Who is responsible for your emotions?
It’s a question I often ask of clients who are dealing with self-esteem issues or who are lacking in self-confidence.
When it comes to what is known as political correctness, that key question is almost never asked.
I’ve long been a fan of the hit show South Park, not (solely) because of its creators’ affection for potty humor and foul language, but due to their willingness to target current social issues and provide some insight along with the laughs.
Last week’s episode (“Stunning and Brave”) was a timely attack on the modern resurgence of political correctness (PC).
During the episode, Cartman and others on the show are attacked viciously by the school’s new “PC Principal” and his followers for failing to modify their language to avoid offending others.
The PC Principal’s crew is a clear metaphor for those who’ve become known as Social Justice Warriors – people who attempt to prevent discrimination and injustice by “checking” (scolding or correcting) those who don’t use politically correct language. One example is a student who once refers to Caitlyn Jenner as a “he” instead of a “she.”
So what does this all have to do with hypnotherapy?
Well, over the past 12 years, I’ve found myself spending a significant amount of time helping clients to gain more control over their emotions.
The logic goes something like this: if others have the power to “make you” happy, sad, angry or offended, then you aren’t truly free. Emotionally, you are a slave to the words and behavior of others around you.
The way I help my clients to eliminate this dependency is to take responsibility for their emotions. I affectionately call this Emotional Independence.
For example, if someone calls you an idiot… why should that “make you” feel anything at all? If you know you’re intelligent, and have life experience to back it up, then their words are simply false. You have learned nothing about yourself through this exchange, and everything about the person speaking to you.

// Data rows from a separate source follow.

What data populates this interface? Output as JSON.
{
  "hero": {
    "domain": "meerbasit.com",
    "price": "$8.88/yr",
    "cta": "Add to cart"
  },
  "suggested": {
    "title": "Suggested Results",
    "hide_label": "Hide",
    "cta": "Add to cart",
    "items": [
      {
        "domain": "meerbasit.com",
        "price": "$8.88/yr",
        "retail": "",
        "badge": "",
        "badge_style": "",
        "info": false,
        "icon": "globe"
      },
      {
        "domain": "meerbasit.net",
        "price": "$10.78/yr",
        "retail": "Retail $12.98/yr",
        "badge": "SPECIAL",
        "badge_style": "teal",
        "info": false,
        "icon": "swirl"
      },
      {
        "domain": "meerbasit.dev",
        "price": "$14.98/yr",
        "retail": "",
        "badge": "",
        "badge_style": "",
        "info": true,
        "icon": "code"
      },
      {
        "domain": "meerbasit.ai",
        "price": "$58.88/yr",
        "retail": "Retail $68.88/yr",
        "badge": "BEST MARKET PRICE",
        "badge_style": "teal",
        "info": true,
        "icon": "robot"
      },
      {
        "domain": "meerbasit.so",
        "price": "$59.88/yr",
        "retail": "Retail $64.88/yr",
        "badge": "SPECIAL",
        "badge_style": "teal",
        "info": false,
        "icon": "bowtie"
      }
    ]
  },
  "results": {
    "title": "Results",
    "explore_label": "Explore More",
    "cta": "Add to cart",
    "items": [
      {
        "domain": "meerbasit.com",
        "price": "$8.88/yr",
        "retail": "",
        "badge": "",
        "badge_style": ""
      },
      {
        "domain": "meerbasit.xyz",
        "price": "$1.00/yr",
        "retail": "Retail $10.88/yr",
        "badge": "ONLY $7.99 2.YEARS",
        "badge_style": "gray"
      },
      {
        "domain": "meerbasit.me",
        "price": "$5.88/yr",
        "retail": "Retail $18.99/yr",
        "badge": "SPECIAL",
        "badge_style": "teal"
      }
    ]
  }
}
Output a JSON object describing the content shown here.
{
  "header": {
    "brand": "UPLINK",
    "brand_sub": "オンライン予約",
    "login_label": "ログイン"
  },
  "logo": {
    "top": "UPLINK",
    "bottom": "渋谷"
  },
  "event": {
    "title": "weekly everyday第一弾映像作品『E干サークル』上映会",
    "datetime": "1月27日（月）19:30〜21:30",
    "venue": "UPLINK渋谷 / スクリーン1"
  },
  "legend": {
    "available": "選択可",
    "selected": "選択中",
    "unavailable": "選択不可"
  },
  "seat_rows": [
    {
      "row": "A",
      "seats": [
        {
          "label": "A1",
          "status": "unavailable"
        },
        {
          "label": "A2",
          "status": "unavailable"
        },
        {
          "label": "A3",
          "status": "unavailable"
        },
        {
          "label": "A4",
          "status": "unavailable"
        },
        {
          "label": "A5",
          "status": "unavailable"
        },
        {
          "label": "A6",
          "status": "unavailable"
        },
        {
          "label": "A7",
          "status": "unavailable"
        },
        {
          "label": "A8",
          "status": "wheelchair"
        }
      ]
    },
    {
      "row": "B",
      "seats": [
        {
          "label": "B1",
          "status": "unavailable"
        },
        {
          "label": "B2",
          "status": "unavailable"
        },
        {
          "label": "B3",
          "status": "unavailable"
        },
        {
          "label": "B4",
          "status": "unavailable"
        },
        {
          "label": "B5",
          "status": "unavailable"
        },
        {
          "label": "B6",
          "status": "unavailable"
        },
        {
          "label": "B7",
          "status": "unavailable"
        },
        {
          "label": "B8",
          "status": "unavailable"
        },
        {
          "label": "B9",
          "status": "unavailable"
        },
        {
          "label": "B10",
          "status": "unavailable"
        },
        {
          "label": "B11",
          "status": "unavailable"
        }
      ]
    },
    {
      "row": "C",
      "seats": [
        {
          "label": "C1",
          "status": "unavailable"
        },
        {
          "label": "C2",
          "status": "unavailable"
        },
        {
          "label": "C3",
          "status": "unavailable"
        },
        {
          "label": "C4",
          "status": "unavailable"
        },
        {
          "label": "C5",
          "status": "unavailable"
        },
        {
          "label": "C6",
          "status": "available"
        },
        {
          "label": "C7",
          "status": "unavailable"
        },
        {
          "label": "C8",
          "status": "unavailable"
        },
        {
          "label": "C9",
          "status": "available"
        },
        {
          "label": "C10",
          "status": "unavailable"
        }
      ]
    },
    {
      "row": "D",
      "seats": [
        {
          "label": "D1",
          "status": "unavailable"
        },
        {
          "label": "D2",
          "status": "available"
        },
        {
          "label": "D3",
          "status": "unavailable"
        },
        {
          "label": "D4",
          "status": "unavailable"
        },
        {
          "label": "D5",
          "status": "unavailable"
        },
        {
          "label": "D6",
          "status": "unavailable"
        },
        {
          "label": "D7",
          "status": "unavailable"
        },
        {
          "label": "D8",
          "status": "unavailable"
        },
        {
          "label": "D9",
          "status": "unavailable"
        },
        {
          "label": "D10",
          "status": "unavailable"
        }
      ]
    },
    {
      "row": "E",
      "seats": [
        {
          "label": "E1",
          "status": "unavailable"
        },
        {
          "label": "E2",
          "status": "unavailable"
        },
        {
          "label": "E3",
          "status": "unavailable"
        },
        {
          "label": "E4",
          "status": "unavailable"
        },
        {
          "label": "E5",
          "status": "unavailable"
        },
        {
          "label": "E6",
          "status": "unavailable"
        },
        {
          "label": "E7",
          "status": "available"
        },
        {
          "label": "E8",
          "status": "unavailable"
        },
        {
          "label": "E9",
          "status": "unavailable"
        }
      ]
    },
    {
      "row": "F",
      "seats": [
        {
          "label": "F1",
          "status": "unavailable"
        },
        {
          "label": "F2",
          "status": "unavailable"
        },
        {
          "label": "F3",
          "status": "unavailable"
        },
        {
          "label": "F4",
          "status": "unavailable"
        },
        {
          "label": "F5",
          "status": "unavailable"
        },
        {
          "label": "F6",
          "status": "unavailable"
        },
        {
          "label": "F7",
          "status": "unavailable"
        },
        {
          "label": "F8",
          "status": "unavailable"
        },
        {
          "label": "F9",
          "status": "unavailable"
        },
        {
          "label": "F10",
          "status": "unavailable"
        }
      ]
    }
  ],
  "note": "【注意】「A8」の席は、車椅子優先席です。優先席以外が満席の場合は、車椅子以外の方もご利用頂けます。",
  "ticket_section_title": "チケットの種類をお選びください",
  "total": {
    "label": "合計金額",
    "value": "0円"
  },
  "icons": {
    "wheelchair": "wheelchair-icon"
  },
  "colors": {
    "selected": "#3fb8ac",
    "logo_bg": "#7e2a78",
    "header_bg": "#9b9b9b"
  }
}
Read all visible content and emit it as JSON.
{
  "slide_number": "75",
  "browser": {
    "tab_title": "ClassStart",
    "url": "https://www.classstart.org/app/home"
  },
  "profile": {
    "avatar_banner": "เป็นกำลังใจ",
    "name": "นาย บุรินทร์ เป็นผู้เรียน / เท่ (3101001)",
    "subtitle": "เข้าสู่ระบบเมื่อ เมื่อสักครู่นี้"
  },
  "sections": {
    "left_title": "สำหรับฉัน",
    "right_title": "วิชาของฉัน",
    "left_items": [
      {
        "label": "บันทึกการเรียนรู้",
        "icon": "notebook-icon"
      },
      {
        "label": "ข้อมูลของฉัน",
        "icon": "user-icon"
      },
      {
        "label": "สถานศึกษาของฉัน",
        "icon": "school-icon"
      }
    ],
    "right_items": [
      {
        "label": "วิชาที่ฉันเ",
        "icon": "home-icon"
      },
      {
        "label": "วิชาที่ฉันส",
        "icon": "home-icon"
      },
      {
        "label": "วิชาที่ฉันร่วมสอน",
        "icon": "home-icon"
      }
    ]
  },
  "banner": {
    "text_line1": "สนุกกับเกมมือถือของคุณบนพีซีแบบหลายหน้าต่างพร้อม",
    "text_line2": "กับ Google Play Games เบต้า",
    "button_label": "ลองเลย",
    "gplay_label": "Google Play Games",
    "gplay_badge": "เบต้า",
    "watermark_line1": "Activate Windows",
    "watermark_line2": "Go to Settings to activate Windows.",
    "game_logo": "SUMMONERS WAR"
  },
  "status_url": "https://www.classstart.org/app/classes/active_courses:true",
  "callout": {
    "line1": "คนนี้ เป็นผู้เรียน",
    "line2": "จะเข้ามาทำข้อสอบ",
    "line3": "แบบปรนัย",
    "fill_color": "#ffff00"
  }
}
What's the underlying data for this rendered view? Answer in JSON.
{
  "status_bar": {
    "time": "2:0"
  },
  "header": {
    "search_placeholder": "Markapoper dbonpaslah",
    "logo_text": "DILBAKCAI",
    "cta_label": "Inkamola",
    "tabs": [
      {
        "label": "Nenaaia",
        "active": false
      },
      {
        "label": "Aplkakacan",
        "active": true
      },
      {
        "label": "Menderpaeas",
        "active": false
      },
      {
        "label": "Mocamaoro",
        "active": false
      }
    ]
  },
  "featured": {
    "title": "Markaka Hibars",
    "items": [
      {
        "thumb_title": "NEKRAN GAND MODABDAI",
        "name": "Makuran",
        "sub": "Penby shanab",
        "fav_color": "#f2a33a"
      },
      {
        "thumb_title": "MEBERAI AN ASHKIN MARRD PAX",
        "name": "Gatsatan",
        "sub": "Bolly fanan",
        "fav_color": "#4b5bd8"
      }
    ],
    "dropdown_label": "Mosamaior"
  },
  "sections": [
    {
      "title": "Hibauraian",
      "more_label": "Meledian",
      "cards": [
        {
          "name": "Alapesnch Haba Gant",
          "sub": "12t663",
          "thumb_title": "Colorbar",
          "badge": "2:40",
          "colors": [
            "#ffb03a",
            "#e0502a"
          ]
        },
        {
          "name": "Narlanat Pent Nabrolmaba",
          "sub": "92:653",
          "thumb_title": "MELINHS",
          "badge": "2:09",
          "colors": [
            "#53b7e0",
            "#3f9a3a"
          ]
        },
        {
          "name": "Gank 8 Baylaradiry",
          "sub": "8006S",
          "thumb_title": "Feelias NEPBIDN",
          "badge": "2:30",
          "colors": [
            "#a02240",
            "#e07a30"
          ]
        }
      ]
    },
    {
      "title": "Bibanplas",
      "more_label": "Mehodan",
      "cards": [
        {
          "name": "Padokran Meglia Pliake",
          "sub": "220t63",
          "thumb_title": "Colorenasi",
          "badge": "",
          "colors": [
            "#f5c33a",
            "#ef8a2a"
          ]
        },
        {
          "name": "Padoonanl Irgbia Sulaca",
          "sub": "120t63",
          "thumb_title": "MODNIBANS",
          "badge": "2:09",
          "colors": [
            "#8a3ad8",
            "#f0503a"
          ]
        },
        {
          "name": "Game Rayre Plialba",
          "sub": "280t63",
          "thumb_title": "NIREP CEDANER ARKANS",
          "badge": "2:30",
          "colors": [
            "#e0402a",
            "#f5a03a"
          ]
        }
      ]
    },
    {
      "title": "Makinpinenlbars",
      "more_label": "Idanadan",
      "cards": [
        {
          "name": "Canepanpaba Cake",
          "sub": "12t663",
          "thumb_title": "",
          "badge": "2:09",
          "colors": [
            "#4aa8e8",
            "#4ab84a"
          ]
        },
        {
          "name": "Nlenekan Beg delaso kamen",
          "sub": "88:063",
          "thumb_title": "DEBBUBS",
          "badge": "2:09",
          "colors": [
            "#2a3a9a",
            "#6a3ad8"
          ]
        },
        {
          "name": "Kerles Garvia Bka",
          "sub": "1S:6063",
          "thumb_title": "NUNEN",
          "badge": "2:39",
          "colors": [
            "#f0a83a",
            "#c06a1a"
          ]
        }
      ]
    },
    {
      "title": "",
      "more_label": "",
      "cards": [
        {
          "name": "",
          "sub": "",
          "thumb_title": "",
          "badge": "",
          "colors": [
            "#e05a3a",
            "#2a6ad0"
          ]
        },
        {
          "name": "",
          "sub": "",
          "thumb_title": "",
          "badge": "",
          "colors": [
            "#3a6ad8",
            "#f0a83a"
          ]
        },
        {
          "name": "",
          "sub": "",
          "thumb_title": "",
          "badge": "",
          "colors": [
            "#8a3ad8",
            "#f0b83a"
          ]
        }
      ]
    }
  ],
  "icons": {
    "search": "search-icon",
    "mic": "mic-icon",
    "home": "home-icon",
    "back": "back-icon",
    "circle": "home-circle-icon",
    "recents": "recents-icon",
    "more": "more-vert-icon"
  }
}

The same goes for gender, sexual identity, race, social status, etc. The fact that a person, group or institution says something about someone else doesn’t automatically ensure a particular emotional reaction in those targeted. Some might be offended, while others may laugh at its absurdity.
How to Avoid Being Offended
In my former life as an improv comedy actor and stand up comedian, I quickly learned one important lesson – with a big enough audience, it’s possible that every single thing you say or do, whether benign, silly or controversial, will offend someone in the crowd.
We often joked at the show’s outset that we’d do our best to offend all audience members “equally.”
The only way to truly avoid offending anyone would be to say and do nothing at all (and heck, even that might offend somebody).
And while Social Justice Warriors may not grasp that, it (eliminating all speech) is actually the unintended goal of the PC movement.
Sound extreme? Well, if you take the concept (of censoring speech that offends others) to its logical conclusion, knowing that someone, somewhere, might be offended by anything, then it’s fair to conclude that eliminating all language might be necessary.
Even a story about fuzzy bunnies might “trigger” a traumatic response in someone who’d developed a phobia of bunnies (and I’ve seen weirder phobias).
In that case, it seems to make a lot more sense to eliminate the traumatic response (my specialty) than to eliminate words from public discourse.
Since it’s both impossible and extreme to force everyone to change their language simply to prevent others from being hurt or offended, the alternative makes a lot more sense.
Instead of trying to control the world around us (which we cannot), it’s far more practical to control ourselves, and more specifically, our emotions.
The way to accomplish this is to know yourself. If you know who you are, what you’ve accomplished and what makes life meaningful to you, there’s nothing anyone else can say or do that will change it.
If someone walked up to me tomorrow and said I was a stupid, redheaded, con man hypnotist, I wouldn’t be angry or offended. Instead, I’d wonder “what’s wrong with this person?”
And that’s how you get Emotional Independence – through recognizing and remembering that others can’t control or define you with words.
You know… “sticks and stones can break my bones, but words will never hurt me.”
Make no mistake, I strongly believe in treating others with respect. But in my experience as a therapist, I’ve seen no greater source of frustration and anger than placing the responsibility for one’s emotional state on others. No rules or laws will ever accomplish what we can accomplish on our own, through self-knowledge and greater control over our own thoughts and emotions.